Transfield Services has hit pay dirt. Indefinite detention is big business and the contracts are flowing in. Transfield has already made a whopping $215 million in just twelve months, building the fences, erecting the tents, and employing the guards that keep hundreds of vulnerable refugees detained in the tropical heat of Nauru’s former phosphate mine. Meanwhile, Transfield’s Nauran employees are paid a pitiful $4 an hour.

And the contracts keep coming. For the first time one company will be responsible for providing the guards who do the beatings, and the social workers who mop up afterwards. The Salvation Army has lost its contract to run welfare services on Nauru, and Transfield is set to replace them. This ‘proud’ Sydney company is now positioned to run every aspect of an immigration detention service – everything from the substandard accommodation to the substandard food and the incompetent unmotivated “welfare” staff can all be yours, direct from Transfield Services!

But it’s all for a good cause, the torture of refugees funds art and culture to enrich the lives of Sydney’s richest! Transfield Services is enmeshed in the Sydney arts scene almost as heavily as it’s enmeshed in destroying the lives of people fleeing persecution.

Since its establishment in 1973 the Biennale of Sydney has become the most prestigious visual arts event on the Australian calendar. It’s internationally prominent amongst the two hundred such events held annually, and is perhaps comparable in scope and influence to the oldest arts biennale, that in Venice. And it’s brought to you by Transfield.

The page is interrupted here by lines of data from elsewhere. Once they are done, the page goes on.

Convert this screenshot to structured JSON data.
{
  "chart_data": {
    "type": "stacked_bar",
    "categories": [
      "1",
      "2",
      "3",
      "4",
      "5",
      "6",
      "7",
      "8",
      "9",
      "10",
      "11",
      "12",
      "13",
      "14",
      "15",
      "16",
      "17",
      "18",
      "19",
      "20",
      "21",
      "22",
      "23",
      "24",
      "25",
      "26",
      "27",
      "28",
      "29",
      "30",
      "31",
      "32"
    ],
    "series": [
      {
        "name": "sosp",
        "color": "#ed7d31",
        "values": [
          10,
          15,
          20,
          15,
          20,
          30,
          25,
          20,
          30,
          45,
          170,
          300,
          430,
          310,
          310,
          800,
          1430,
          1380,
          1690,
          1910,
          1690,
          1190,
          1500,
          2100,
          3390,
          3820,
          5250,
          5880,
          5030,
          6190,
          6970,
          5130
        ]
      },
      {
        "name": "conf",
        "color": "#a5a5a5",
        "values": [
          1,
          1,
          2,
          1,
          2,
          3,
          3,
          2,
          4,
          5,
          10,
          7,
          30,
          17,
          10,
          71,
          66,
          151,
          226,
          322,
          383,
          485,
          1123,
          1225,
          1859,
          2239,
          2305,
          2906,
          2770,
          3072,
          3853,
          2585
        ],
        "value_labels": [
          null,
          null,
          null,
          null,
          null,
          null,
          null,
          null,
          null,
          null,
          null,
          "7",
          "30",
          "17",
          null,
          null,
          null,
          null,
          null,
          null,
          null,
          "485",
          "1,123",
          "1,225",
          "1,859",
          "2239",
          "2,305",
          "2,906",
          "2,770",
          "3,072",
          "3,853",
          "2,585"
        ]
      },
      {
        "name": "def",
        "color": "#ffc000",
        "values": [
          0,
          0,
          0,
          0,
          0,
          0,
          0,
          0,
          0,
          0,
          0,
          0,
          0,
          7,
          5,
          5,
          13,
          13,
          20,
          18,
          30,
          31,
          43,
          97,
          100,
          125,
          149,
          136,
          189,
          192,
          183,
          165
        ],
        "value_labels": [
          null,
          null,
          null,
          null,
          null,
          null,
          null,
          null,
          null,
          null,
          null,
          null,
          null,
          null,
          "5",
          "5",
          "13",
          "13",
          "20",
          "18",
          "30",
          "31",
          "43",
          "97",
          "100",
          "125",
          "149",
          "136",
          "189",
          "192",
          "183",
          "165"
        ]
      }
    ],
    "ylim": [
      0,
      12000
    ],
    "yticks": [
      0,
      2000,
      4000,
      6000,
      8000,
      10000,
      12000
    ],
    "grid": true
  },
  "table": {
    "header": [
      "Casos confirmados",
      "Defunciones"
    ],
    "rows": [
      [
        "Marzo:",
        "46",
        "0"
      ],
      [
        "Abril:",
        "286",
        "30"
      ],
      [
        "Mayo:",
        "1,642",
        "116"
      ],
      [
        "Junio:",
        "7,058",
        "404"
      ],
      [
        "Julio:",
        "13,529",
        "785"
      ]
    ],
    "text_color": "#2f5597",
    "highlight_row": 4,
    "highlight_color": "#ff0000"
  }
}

Transfield founder Franco Belgiorno-Nettis is also Biennale of Sydney founder Franco Belgiorno-Nettis. For 41 years the Biennale of Sydney has been the centrepiece of Transfield’s arts empire. Transfield Holdings operates an “art rental program” leasing out works from its expensive private collection. The Transfield Foundation (a joint venture of Transfield Services and Transfield Holdings!) pours money into the Australian Chamber Orchestra, and coincidentally, the Chairman of the Australia Chamber Orchestra is one Guido Belgiorno-Nettis, Executive Director of Transfield Holdings.

Art is a big deal for this company. It’s not just culture wash (although its value as culture-wash is extensive). Art, for Transfield, is about status, prestige and legitimacy. It is no coincidence that the venues for Biennale events include the private residences of Transfield directors and executives.

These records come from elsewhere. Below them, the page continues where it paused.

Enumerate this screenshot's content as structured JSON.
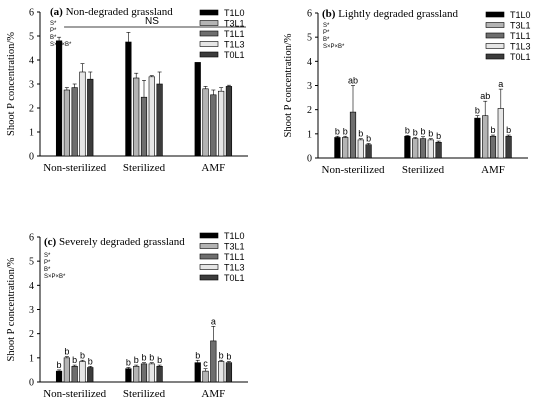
{
  "chart_data": [
    {
      "type": "bar",
      "panel_label": "(a)",
      "title": "Non-degraded grassland",
      "ylabel": "Shoot P concentration/%",
      "ylim": [
        0,
        6
      ],
      "yticks": [
        "0",
        "1",
        "2",
        "3",
        "4",
        "5",
        "6"
      ],
      "categories": [
        "Non-sterilized",
        "Sterilized",
        "AMF"
      ],
      "significance": [
        "S*",
        "P*",
        "B*",
        "S×P×B*"
      ],
      "ns_label": "NS",
      "series": [
        {
          "name": "T1L0",
          "values": [
            4.8,
            4.75,
            3.9
          ],
          "errors": [
            0.15,
            0.4,
            0.0
          ]
        },
        {
          "name": "T3L1",
          "values": [
            2.75,
            3.25,
            2.8
          ],
          "errors": [
            0.1,
            0.2,
            0.1
          ]
        },
        {
          "name": "T1L1",
          "values": [
            2.85,
            2.45,
            2.55
          ],
          "errors": [
            0.15,
            0.7,
            0.2
          ]
        },
        {
          "name": "T1L3",
          "values": [
            3.5,
            3.3,
            2.7
          ],
          "errors": [
            0.35,
            0.05,
            0.15
          ]
        },
        {
          "name": "T0L1",
          "values": [
            3.2,
            3.0,
            2.9
          ],
          "errors": [
            0.3,
            0.5,
            0.05
          ]
        }
      ],
      "letters": null
    },
    {
      "type": "bar",
      "panel_label": "(b)",
      "title": "Lightly degraded grassland",
      "ylabel": "Shoot P concentration/%",
      "ylim": [
        0,
        6
      ],
      "yticks": [
        "0",
        "1",
        "2",
        "3",
        "4",
        "5",
        "6"
      ],
      "categories": [
        "Non-sterilized",
        "Sterilized",
        "AMF"
      ],
      "significance": [
        "S*",
        "P*",
        "B*",
        "S×P×B*"
      ],
      "ns_label": "",
      "series": [
        {
          "name": "T1L0",
          "values": [
            0.85,
            0.9,
            1.65
          ],
          "errors": [
            0.05,
            0.03,
            0.1
          ]
        },
        {
          "name": "T3L1",
          "values": [
            0.85,
            0.8,
            1.75
          ],
          "errors": [
            0.05,
            0.05,
            0.6
          ]
        },
        {
          "name": "T1L1",
          "values": [
            1.9,
            0.8,
            0.9
          ],
          "errors": [
            1.1,
            0.08,
            0.05
          ]
        },
        {
          "name": "T1L3",
          "values": [
            0.75,
            0.75,
            2.05
          ],
          "errors": [
            0.05,
            0.05,
            0.8
          ]
        },
        {
          "name": "T0L1",
          "values": [
            0.55,
            0.65,
            0.9
          ],
          "errors": [
            0.05,
            0.05,
            0.05
          ]
        }
      ],
      "letters": [
        [
          "b",
          "b",
          "b"
        ],
        [
          "b",
          "b",
          "ab"
        ],
        [
          "ab",
          "b",
          "b"
        ],
        [
          "b",
          "b",
          "a"
        ],
        [
          "b",
          "b",
          "b"
        ]
      ]
    },
    {
      "type": "bar",
      "panel_label": "(c)",
      "title": "Severely degraded grassland",
      "ylabel": "Shoot P concentration/%",
      "ylim": [
        0,
        6
      ],
      "yticks": [
        "0",
        "1",
        "2",
        "3",
        "4",
        "5",
        "6"
      ],
      "categories": [
        "Non-sterilized",
        "Sterilized",
        "AMF"
      ],
      "significance": [
        "S*",
        "P*",
        "B*",
        "S×P×B*"
      ],
      "ns_label": "",
      "series": [
        {
          "name": "T1L0",
          "values": [
            0.45,
            0.55,
            0.8
          ],
          "errors": [
            0.05,
            0.05,
            0.1
          ]
        },
        {
          "name": "T3L1",
          "values": [
            1.0,
            0.65,
            0.45
          ],
          "errors": [
            0.05,
            0.05,
            0.1
          ]
        },
        {
          "name": "T1L1",
          "values": [
            0.65,
            0.75,
            1.7
          ],
          "errors": [
            0.05,
            0.05,
            0.6
          ]
        },
        {
          "name": "T1L3",
          "values": [
            0.85,
            0.75,
            0.85
          ],
          "errors": [
            0.05,
            0.05,
            0.05
          ]
        },
        {
          "name": "T0L1",
          "values": [
            0.6,
            0.65,
            0.8
          ],
          "errors": [
            0.05,
            0.05,
            0.05
          ]
        }
      ],
      "letters": [
        [
          "b",
          "b",
          "b"
        ],
        [
          "b",
          "b",
          "c"
        ],
        [
          "b",
          "b",
          "a"
        ],
        [
          "b",
          "b",
          "b"
        ],
        [
          "b",
          "b",
          "b"
        ]
      ]
    }
  ],
  "colors": {
    "T1L0": "#000000",
    "T3L1": "#b4b4b4",
    "T1L1": "#6e6e6e",
    "T1L3": "#e6e6e6",
    "T0L1": "#3c3c3c"
  }
}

It is for these reasons that a Sydney Arts educator, Matthew Kiem, has published a call for a boycott of the Biennale of Sydney. If art means as much to Transfield as its entanglements suggest, an arts boycott of this company could at least inconvenience those involved in the corporate facilitation of human misery. At the very least, a public boycott of the Biennale of Sydney could undermine some of the culture-wash that Transfield deploys to pretty up its image whilst it works on the destruction of human lives.

It is interesting to note just how defensive the Biennale of Sydney have been to criticism of Transfield Services. On their official twitter account the Biennale organisers wrote:

“RE: comments on BOS sponsors: BOS brings attn 2 the ideas & issues of our times – objectors only deny the legitimate voice of BOS artists”

The irony could not be more obvious if it were deliberately constructed.